One important component is the maintenance of the fairness of the test with regard to certain subgroups of interest in the testing population. In any testing situation, it is essential that items are fair to all subgroups of test takers. In other words, if on an item, equally able test takers from two subgroups are not performing equally well, then such an item will be cause for concern. This phenomenon is known as differential item functioning (DIF). A number of different methodologies have been studied for the detection of DIF on paper-and-pencil tests, but new techniques need to be developed for computerized tests.
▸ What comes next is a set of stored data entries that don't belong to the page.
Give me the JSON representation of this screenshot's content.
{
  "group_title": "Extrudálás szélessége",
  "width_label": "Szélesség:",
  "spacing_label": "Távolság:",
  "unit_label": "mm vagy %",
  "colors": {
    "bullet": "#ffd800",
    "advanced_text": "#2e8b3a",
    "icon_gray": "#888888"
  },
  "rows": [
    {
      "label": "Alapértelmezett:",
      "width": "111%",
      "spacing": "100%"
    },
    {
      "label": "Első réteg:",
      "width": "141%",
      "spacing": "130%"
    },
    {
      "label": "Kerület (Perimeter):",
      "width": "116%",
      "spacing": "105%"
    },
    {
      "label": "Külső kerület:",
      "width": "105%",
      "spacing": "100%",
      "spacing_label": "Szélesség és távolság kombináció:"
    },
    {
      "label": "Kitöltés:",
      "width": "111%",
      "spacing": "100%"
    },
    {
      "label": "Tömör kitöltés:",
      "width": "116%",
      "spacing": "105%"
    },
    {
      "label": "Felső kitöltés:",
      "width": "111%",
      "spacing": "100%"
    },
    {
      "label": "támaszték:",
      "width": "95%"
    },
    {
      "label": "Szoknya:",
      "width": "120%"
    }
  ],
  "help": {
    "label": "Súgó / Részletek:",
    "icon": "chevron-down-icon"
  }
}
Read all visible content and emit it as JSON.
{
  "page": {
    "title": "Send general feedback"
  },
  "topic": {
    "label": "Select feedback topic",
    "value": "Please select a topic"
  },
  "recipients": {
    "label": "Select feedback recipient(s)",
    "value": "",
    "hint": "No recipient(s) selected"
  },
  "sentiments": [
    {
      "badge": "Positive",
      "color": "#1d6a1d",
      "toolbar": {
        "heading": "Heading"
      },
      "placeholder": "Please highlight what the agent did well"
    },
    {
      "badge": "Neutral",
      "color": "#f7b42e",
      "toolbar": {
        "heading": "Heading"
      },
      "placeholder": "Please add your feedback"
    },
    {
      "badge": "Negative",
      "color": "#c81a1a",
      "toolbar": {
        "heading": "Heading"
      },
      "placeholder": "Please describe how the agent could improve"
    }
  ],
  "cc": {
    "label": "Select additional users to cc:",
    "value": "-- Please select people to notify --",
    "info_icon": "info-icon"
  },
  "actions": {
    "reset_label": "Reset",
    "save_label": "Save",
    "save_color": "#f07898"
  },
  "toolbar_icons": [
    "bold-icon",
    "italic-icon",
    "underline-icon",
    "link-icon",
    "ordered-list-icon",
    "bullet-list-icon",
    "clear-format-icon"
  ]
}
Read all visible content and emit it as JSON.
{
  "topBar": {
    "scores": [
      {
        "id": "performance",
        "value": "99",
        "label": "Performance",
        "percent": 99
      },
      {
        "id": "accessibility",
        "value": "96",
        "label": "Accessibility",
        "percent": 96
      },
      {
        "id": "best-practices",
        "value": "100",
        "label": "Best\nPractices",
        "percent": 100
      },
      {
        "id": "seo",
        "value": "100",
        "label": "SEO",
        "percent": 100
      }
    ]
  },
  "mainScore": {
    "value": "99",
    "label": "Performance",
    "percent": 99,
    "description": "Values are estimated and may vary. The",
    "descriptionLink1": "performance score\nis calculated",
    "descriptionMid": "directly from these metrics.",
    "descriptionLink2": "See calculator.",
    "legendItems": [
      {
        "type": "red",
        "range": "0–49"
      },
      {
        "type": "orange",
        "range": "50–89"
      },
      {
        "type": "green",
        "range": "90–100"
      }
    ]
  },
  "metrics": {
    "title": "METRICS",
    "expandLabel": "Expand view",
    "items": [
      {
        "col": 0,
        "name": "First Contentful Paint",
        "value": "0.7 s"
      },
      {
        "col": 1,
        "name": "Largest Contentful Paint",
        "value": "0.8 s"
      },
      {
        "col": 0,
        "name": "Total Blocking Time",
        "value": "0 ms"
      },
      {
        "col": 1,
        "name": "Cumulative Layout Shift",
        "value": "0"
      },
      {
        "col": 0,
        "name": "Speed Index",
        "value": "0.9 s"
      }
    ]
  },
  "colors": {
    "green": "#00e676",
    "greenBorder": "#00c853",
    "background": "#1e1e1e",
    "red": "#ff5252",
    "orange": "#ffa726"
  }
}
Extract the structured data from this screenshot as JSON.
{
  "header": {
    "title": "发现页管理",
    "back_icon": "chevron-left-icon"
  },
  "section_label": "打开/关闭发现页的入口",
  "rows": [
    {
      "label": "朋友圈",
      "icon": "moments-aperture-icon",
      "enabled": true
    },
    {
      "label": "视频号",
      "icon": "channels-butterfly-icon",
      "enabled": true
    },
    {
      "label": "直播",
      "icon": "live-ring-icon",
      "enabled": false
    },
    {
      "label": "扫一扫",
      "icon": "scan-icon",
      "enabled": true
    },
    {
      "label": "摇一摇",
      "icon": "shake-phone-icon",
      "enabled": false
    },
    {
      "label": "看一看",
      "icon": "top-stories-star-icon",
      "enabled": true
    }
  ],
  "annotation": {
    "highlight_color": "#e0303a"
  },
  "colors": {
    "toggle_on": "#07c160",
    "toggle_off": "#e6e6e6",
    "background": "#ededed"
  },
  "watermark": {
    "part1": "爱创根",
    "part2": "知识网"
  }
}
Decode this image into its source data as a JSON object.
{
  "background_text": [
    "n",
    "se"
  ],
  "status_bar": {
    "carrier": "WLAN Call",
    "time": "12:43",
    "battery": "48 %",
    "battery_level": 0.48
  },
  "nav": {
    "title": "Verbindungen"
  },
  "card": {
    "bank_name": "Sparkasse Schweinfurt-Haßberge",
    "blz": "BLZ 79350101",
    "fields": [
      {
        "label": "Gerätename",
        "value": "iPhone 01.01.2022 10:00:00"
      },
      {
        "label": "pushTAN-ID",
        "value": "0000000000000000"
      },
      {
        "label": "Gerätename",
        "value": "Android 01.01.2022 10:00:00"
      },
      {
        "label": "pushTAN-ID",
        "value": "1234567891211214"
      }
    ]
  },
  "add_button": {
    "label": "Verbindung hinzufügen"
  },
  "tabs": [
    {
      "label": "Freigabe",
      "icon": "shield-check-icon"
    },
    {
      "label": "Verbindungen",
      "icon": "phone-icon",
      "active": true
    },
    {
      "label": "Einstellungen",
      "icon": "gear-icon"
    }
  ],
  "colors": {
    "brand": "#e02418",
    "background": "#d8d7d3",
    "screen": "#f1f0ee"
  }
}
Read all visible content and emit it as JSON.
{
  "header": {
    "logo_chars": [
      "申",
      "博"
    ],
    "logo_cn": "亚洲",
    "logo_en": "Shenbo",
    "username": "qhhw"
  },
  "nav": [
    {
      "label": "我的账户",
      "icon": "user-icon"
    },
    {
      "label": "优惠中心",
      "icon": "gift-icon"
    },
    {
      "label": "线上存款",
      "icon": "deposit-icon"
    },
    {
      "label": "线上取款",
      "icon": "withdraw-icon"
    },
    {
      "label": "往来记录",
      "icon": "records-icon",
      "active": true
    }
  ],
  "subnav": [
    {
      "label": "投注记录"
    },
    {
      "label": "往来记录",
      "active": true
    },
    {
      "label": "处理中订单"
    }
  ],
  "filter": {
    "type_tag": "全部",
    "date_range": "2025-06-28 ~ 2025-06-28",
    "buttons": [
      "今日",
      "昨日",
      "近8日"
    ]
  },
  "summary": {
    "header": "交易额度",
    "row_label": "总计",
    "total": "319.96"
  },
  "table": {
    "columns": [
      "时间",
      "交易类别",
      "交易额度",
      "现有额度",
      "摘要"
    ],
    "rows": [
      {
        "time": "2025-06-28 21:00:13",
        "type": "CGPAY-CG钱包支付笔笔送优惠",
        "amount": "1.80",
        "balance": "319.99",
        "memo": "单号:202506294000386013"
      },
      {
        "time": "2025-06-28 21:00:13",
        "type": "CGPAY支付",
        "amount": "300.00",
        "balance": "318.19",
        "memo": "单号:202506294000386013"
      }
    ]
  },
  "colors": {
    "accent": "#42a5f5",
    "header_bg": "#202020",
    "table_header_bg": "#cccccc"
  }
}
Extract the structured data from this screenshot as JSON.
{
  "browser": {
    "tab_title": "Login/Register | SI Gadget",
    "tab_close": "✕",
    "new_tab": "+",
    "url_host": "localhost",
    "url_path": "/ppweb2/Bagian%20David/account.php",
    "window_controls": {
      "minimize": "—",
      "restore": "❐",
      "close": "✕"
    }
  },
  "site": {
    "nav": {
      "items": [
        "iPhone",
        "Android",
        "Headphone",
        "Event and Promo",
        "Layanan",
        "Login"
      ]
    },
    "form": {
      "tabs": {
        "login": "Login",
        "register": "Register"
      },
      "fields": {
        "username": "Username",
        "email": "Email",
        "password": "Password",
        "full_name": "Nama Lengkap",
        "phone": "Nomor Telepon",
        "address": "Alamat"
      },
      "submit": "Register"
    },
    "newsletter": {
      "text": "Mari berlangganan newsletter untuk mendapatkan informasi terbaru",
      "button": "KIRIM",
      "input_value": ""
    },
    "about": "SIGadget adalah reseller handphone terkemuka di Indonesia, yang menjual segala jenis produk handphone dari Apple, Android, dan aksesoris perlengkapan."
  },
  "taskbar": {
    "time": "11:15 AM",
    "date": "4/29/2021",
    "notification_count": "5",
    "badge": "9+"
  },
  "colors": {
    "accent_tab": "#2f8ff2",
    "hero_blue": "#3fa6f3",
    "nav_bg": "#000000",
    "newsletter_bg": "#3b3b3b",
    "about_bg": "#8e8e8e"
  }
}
In a previous LSAC report, Nandakumar and Roussos (2001) reported their development of CATSIB, a new DIF procedure for computerized tests, which is a modified version of SIBTEST (a DIF assessment methodology for paper-and-pencil tests). CATSIB can be used for DIF assessment at the pretest stage and, if necessary, can continue with DIF monitoring at the operational stage, using the combined pretest and operational data. By conducting a large-scale simulation study, Nandakumar and Roussos (2001) showed that CATSIB is a practical and reliable statistical procedure for detecting DIF in pretest items that are being calibrated in a CAT setting. CATSIB has exhibited good Type 1 error (false detection) rates and high power (true detection) rates for sample sizes of 250 to 500, which are sizes that are typically encountered in CAT settings. These small sample sizes were used because pretest sample sizes for computerized adaptive tests, for a variety of reasons, tend to be smaller than those obtained for paper-and-pencil pretest items. Thus, it is important to develop DIF detection procedures that have maximum detection power even for small samples.
The current paper extends this DIF research by considering whether a modification of the CATSIB procedure would increase its power to detect DIF without increasing its false detection rate (Type 1 error rate). The modification is known as “kernel smoothing,” a statistical technique that can be used to accurately estimate the expected score of a group of test takers on an item. If this estimation is done for two different groups, and group ability differences are adjusted for, then such estimation can be used to test for whether DIF is present in the item.
Thus, the current paper combines the kernel-smoothing estimation approach with CATSIB in the hope of obtaining a more efficient DIF detection procedure. It is hoped that by combining these two statistical methodologies, CATSIB and kernel-smoothing estimation, a more effective DIF detection procedure for CAT data can be obtained. The resulting procedure will be referred to as KS-CATSIB.
A simulation study was conducted to investigate the DIF estimation bias of KS-CATSIB in comparison to CATSIB with small samples. Sixteen studied items varying in difficulty and discrimination were considered for this purpose. A sample of 500 test takers was used in the reference group and a sample of 250 test takers was used in the focal group. The results showed that KS-CATSIB exhibited a large amount of bias in comparison to CATSIB. A number of different methods were employed to try to reduce the bias, but even the most successful method still resulted in a large amount of bias in comparison to CATSIB. Therefore, it is currently recommended that kernel smoothing not be employed in the CATSIB DIF procedure until new methods for dealing with the statistical bias are developed and studied.